Il est tout à fait possible qu’un mineur fasse partie d’une SCI. Il suffit qu’il effectue un apport à la société sous forme d’argent, avec l’accord des deux parents. L’avantage est que l’enfant peut alors contracter un emprunt pour l'achat du bien immobilier, puisque le prêt est établi au nom de la SCI. Conformément à une décision de la Cour de cassation du 14 juin 2000, l'accord du juge des tutelles n'est pas requis pour la souscription d'un emprunt par une société civile, même si un mineur est associé.

Incapacité Juridique du Mineur et Représentation Légale

Un mineur ne peut pas conclure un contrat car il est considéré comme juridiquement "incapable". Il doit être représenté, généralement par ses parents. L’autorité parentale est le pouvoir que la loi reconnaît aux père et mère sur la personne et les biens de leur enfant mineur et non émancipé.

L’administrateur légal représente le mineur dans tous les actes de la vie quotidienne. Par conséquent, un enfant de moins de 18 ans ne peut pas faire lui-même la gestion de ses comptes bancaires. Il n’a pas le discernement nécessaire pour défendre au mieux ses intérêts.

Ouverture et Gestion des Comptes Bancaires

De la naissance à 12 ans : les représentants légaux peuvent librement ouvrir au nom de l’enfant un compte bancaire, un livret A, un plan épargne logement (PEL), un plan épargne avenir climat (PEAC), une assurance-vie. Ils n’ont pas besoin de son accord.

De 12 à 17 ans : à La Banque Postale, l’enfant a la possibilité, avec l’accord de ses représentants légaux, d’ouvrir un Livret Jeune ou encore un compte bancaire avec des moyens de paiement associés (ex : carte bancaire). Il gagne en autonomie, mais ses représentants légaux restent responsables de la bonne gestion du compte.

À partir de 18 ans : dès sa majorité légale, l’enfant devient pleinement capable sur le plan juridique. L’émancipation est la seule possibilité pour un mineur d’accéder à la pleine autonomie bancaire de manière anticipée, avant 18 ans.

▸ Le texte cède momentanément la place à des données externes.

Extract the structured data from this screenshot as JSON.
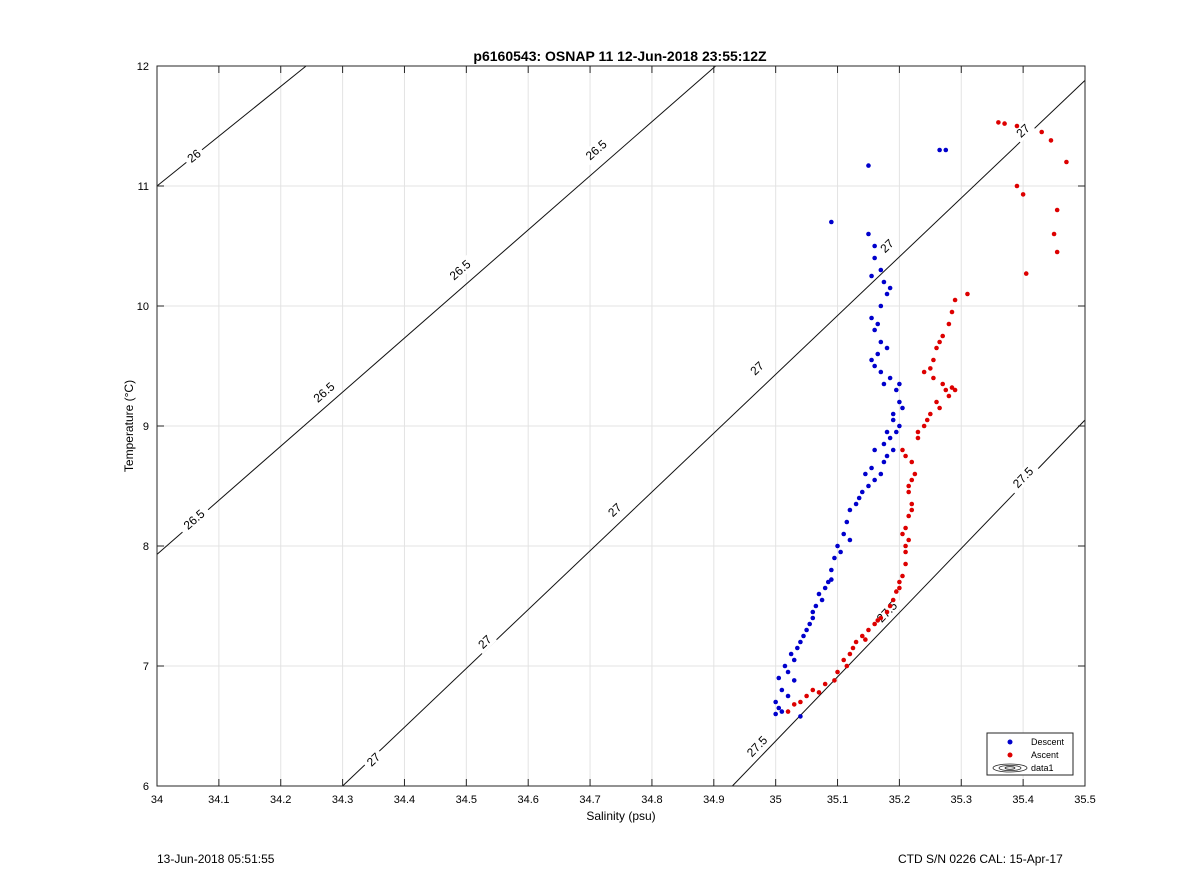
{
  "chart_data": {
    "type": "scatter",
    "title": "p6160543: OSNAP 11 12-Jun-2018 23:55:12Z",
    "xlabel": "Salinity (psu)",
    "ylabel": "Temperature (°C)",
    "xlim": [
      34,
      35.5
    ],
    "ylim": [
      6,
      12
    ],
    "xticks": [
      "34",
      "34.1",
      "34.2",
      "34.3",
      "34.4",
      "34.5",
      "34.6",
      "34.7",
      "34.8",
      "34.9",
      "35",
      "35.1",
      "35.2",
      "35.3",
      "35.4",
      "35.5"
    ],
    "yticks": [
      "6",
      "7",
      "8",
      "9",
      "10",
      "11",
      "12"
    ],
    "grid": true,
    "legend_position": "bottom-right",
    "legend": [
      {
        "label": "Descent",
        "color": "#0000cc",
        "marker": "dot"
      },
      {
        "label": "Ascent",
        "color": "#dd0000",
        "marker": "dot"
      },
      {
        "label": "data1",
        "marker": "contour"
      }
    ],
    "contours": [
      {
        "level": "26",
        "line": [
          [
            34,
            11.0
          ],
          [
            34.241,
            12
          ]
        ],
        "labels": [
          [
            34.06,
            11.25
          ]
        ]
      },
      {
        "level": "26.5",
        "line": [
          [
            34,
            7.93
          ],
          [
            34.903,
            12
          ]
        ],
        "labels": [
          [
            34.06,
            8.22
          ],
          [
            34.27,
            9.28
          ],
          [
            34.49,
            10.3
          ],
          [
            34.71,
            11.3
          ]
        ]
      },
      {
        "level": "27",
        "line": [
          [
            34.3,
            6
          ],
          [
            35.5,
            11.88
          ]
        ],
        "labels": [
          [
            34.35,
            6.22
          ],
          [
            34.53,
            7.2
          ],
          [
            34.74,
            8.3
          ],
          [
            34.97,
            9.48
          ],
          [
            35.18,
            10.5
          ],
          [
            35.4,
            11.46
          ]
        ]
      },
      {
        "level": "27.5",
        "line": [
          [
            34.93,
            6
          ],
          [
            35.5,
            9.05
          ]
        ],
        "labels": [
          [
            34.97,
            6.33
          ],
          [
            35.18,
            7.45
          ],
          [
            35.4,
            8.57
          ]
        ]
      }
    ],
    "series": [
      {
        "name": "Descent",
        "color": "#0000cc",
        "points": [
          [
            35.0,
            6.6
          ],
          [
            35.005,
            6.65
          ],
          [
            35.0,
            6.7
          ],
          [
            35.01,
            6.8
          ],
          [
            35.005,
            6.9
          ],
          [
            35.02,
            6.95
          ],
          [
            35.015,
            7.0
          ],
          [
            35.03,
            7.05
          ],
          [
            35.025,
            7.1
          ],
          [
            35.035,
            7.15
          ],
          [
            35.04,
            7.2
          ],
          [
            35.05,
            7.3
          ],
          [
            35.055,
            7.35
          ],
          [
            35.06,
            7.4
          ],
          [
            35.065,
            7.5
          ],
          [
            35.07,
            7.6
          ],
          [
            35.08,
            7.65
          ],
          [
            35.085,
            7.7
          ],
          [
            35.09,
            7.8
          ],
          [
            35.095,
            7.9
          ],
          [
            35.1,
            8.0
          ],
          [
            35.11,
            8.1
          ],
          [
            35.115,
            8.2
          ],
          [
            35.12,
            8.3
          ],
          [
            35.13,
            8.35
          ],
          [
            35.14,
            8.45
          ],
          [
            35.15,
            8.5
          ],
          [
            35.16,
            8.55
          ],
          [
            35.17,
            8.6
          ],
          [
            35.175,
            8.7
          ],
          [
            35.18,
            8.75
          ],
          [
            35.19,
            8.8
          ],
          [
            35.185,
            8.9
          ],
          [
            35.195,
            8.95
          ],
          [
            35.2,
            9.0
          ],
          [
            35.19,
            9.1
          ],
          [
            35.2,
            9.2
          ],
          [
            35.195,
            9.3
          ],
          [
            35.185,
            9.4
          ],
          [
            35.17,
            9.45
          ],
          [
            35.16,
            9.5
          ],
          [
            35.165,
            9.6
          ],
          [
            35.17,
            9.7
          ],
          [
            35.16,
            9.8
          ],
          [
            35.155,
            9.9
          ],
          [
            35.17,
            10.0
          ],
          [
            35.18,
            10.1
          ],
          [
            35.175,
            10.2
          ],
          [
            35.17,
            10.3
          ],
          [
            35.16,
            10.4
          ],
          [
            35.16,
            10.5
          ],
          [
            35.15,
            10.6
          ],
          [
            35.09,
            10.7
          ],
          [
            35.15,
            11.17
          ],
          [
            35.265,
            11.3
          ],
          [
            35.275,
            11.3
          ],
          [
            35.01,
            6.62
          ],
          [
            35.02,
            6.75
          ],
          [
            35.04,
            6.58
          ],
          [
            35.03,
            6.88
          ],
          [
            35.045,
            7.25
          ],
          [
            35.06,
            7.45
          ],
          [
            35.075,
            7.55
          ],
          [
            35.09,
            7.72
          ],
          [
            35.105,
            7.95
          ],
          [
            35.12,
            8.05
          ],
          [
            35.135,
            8.4
          ],
          [
            35.145,
            8.6
          ],
          [
            35.155,
            8.65
          ],
          [
            35.16,
            8.8
          ],
          [
            35.175,
            8.85
          ],
          [
            35.18,
            8.95
          ],
          [
            35.19,
            9.05
          ],
          [
            35.205,
            9.15
          ],
          [
            35.2,
            9.35
          ],
          [
            35.175,
            9.35
          ],
          [
            35.155,
            9.55
          ],
          [
            35.18,
            9.65
          ],
          [
            35.165,
            9.85
          ],
          [
            35.185,
            10.15
          ],
          [
            35.155,
            10.25
          ]
        ]
      },
      {
        "name": "Ascent",
        "color": "#dd0000",
        "points": [
          [
            35.02,
            6.62
          ],
          [
            35.04,
            6.7
          ],
          [
            35.06,
            6.8
          ],
          [
            35.08,
            6.85
          ],
          [
            35.1,
            6.95
          ],
          [
            35.11,
            7.05
          ],
          [
            35.12,
            7.1
          ],
          [
            35.13,
            7.2
          ],
          [
            35.14,
            7.25
          ],
          [
            35.15,
            7.3
          ],
          [
            35.16,
            7.35
          ],
          [
            35.17,
            7.4
          ],
          [
            35.18,
            7.45
          ],
          [
            35.19,
            7.55
          ],
          [
            35.2,
            7.65
          ],
          [
            35.205,
            7.75
          ],
          [
            35.21,
            7.85
          ],
          [
            35.21,
            7.95
          ],
          [
            35.215,
            8.05
          ],
          [
            35.21,
            8.15
          ],
          [
            35.215,
            8.25
          ],
          [
            35.22,
            8.35
          ],
          [
            35.215,
            8.45
          ],
          [
            35.22,
            8.55
          ],
          [
            35.225,
            8.6
          ],
          [
            35.22,
            8.7
          ],
          [
            35.21,
            8.75
          ],
          [
            35.205,
            8.8
          ],
          [
            35.23,
            8.9
          ],
          [
            35.24,
            9.0
          ],
          [
            35.25,
            9.1
          ],
          [
            35.26,
            9.2
          ],
          [
            35.28,
            9.25
          ],
          [
            35.29,
            9.3
          ],
          [
            35.27,
            9.35
          ],
          [
            35.255,
            9.4
          ],
          [
            35.24,
            9.45
          ],
          [
            35.255,
            9.55
          ],
          [
            35.26,
            9.65
          ],
          [
            35.27,
            9.75
          ],
          [
            35.28,
            9.85
          ],
          [
            35.285,
            9.95
          ],
          [
            35.29,
            10.05
          ],
          [
            35.31,
            10.1
          ],
          [
            35.36,
            11.53
          ],
          [
            35.37,
            11.52
          ],
          [
            35.39,
            11.5
          ],
          [
            35.43,
            11.45
          ],
          [
            35.445,
            11.38
          ],
          [
            35.47,
            11.2
          ],
          [
            35.39,
            11.0
          ],
          [
            35.4,
            10.93
          ],
          [
            35.455,
            10.8
          ],
          [
            35.45,
            10.6
          ],
          [
            35.455,
            10.45
          ],
          [
            35.405,
            10.27
          ],
          [
            35.03,
            6.68
          ],
          [
            35.05,
            6.75
          ],
          [
            35.07,
            6.78
          ],
          [
            35.095,
            6.88
          ],
          [
            35.115,
            7.0
          ],
          [
            35.125,
            7.15
          ],
          [
            35.145,
            7.22
          ],
          [
            35.165,
            7.38
          ],
          [
            35.185,
            7.5
          ],
          [
            35.195,
            7.62
          ],
          [
            35.2,
            7.7
          ],
          [
            35.21,
            8.0
          ],
          [
            35.205,
            8.1
          ],
          [
            35.22,
            8.3
          ],
          [
            35.215,
            8.5
          ],
          [
            35.23,
            8.95
          ],
          [
            35.245,
            9.05
          ],
          [
            35.265,
            9.15
          ],
          [
            35.275,
            9.3
          ],
          [
            35.285,
            9.32
          ],
          [
            35.25,
            9.48
          ],
          [
            35.265,
            9.7
          ]
        ]
      }
    ]
  },
  "footer": {
    "timestamp": "13-Jun-2018 05:51:55",
    "instrument": "CTD S/N 0226  CAL: 15-Apr-17"
  }
}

Acquisition Immobilière au Nom d'un Mineur

Il est possible d'acheter un appartement au nom de son enfant mineur par le biais d'une donation de son vivant, en optant pour la représentation des parents, la SCI familiale ou le régime de l'indivision.

La Représentation des Parents

Les parents d'un enfant mineur exercent l'administration légale sur ses biens. Cela signifie qu’ils ont le pouvoir d’administrer les biens qu’il a reçus. Les parents peuvent réaliser des actes de conservation, d’administration et de disposition pouvant modifier la composition de son patrimoine.

L’achat immobilier pour un mineur entre dans le cadre d’un acte de disposition. Dans le cas où l'acquisition ne nécessite pas d'emprunt, l'autorisation du juge des tutelles n'est pas requise. Cependant, si un prêt immobilier est nécessaire, les administrateurs légaux doivent obtenir l'autorisation du juge des tutelles, à la fois pour l'acquisition et pour le prêt.

Le Régime de l’Indivision

Le régime de l'indivision permet à plusieurs personnes de détenir ensemble la propriété d'un bien. Opter pour l'indivision avec un enfant mineur lors de l'achat d'un bien immobilier est une solution simple sans formalités spécifiques. Cependant, quelques points sont à considérer :

  • l'enfant mineur devient co-acquéreur, sa part de propriété correspondant à son apport financier;
  • seuls les parents auront le droit de contracter un prêt immobilier;
  • chaque co-acquéreur doit obligatoirement financer le bien selon sa quote-part, afin d'éviter la requalification de l'opération en donation déguisée.